The live video feed of a lush Alaskan hillside and brown bears bathing in a river at Dumpling Mountain in Katmai National Park and Preserve became obscured by a dense screen of fog, followed by a particularly alarming sight.
A disheveled hiker came into the frame around 3:15 p.m. on Tuesday, according to Explore.org, a website that operates wildlife webcams around the world, including one on Dumpling Mountain.
The man’s jacket appeared to be drenched. He looked cold and miserable and at one point looked into the camera and asked for help, his words drowned out by the wind. Earlier, he had given a thumbs-down gesture, Explore.org said in a statement.
“THERE IS A HIKER ASKING FOR HELP ON DUMPLING CAM,” one user commented on the stream.
“I called the local PD and tried my best not to sound like a crazy bear person in Oklahoma,” the user later commented. “I gave as much information as I could and am hoping help gets to him quickly.”
The moderators of the chat’s livestream alerted park rangers, who got in touch with Explore.org to coordinate a rescue.
“The park sent a search-and-rescue team to find the hiker, who was caught in windy and rainy conditions with poor visibility,” the National Park Service said in a statement. “Park rangers found the hiker a few hours later, unharmed, and brought the hiker back to safety.”
The hiker, who was not publicly identified, was found near the camera around 6:48 p.m., according to Explore.org. Footage from the camera shows two park rangers escorting the hiker off the mountain.
A spokeswoman for Explore.org noted that this was the first time that the organization’s cameras had been used in a search-and-rescue operation.
The rescue averted a potentially “serious” situation, according to Mark Sturm, the superintendent of the park. Temperatures can drop significantly overnight and can pose a threat to unprepared hikers, he said.
Mr. Sturm added that people frequently hike up the mountain but not under foggy conditions like those on Tuesday.
Katmai National Park and Preserve is in the northern region of the Alaska Peninsula.

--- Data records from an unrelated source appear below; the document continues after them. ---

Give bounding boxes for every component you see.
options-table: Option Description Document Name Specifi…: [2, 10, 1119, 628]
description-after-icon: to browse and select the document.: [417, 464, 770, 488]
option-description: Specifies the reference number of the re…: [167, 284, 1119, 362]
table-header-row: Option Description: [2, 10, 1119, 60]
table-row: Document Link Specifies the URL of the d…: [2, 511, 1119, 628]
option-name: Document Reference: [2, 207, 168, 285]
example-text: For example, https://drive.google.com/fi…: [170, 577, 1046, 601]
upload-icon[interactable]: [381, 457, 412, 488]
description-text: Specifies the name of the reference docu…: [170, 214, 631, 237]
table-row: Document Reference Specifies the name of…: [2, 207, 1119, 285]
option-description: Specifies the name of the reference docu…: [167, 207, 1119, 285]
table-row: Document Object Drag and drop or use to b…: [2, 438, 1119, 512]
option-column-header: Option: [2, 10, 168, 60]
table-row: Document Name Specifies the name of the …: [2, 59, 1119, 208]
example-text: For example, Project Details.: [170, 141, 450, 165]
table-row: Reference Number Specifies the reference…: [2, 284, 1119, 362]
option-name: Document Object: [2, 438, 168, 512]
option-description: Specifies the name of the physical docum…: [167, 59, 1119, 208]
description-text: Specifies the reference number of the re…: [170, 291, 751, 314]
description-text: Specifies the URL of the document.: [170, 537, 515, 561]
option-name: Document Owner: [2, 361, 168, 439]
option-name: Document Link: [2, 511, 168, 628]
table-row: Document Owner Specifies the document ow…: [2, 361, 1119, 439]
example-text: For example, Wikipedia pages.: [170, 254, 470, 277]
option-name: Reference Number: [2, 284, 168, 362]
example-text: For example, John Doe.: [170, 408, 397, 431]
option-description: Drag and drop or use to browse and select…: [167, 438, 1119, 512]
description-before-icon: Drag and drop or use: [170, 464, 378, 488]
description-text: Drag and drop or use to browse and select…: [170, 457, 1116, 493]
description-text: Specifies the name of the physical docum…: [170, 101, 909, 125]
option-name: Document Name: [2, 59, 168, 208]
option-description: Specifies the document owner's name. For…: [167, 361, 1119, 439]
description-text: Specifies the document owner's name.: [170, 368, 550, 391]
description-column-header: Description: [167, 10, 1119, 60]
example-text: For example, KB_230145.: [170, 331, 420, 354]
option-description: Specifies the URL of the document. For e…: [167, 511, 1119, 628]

The Park Service describes it as “remote” and reachable only by plane or boat.
Katmai’s more than 4 million acres of wilderness are home to over 2,200 brown bears and play host to the annual “Fat Bear Week” — a weeklong competition that pits the park’s bears against each other to determine which is the bulkiest of all.
Hundreds of thousands of votes are cast online, many from avid viewers of Explore.org’s bear cams at the park, including the one on Dumpling Mountain, to ultimately crown the fattest bear.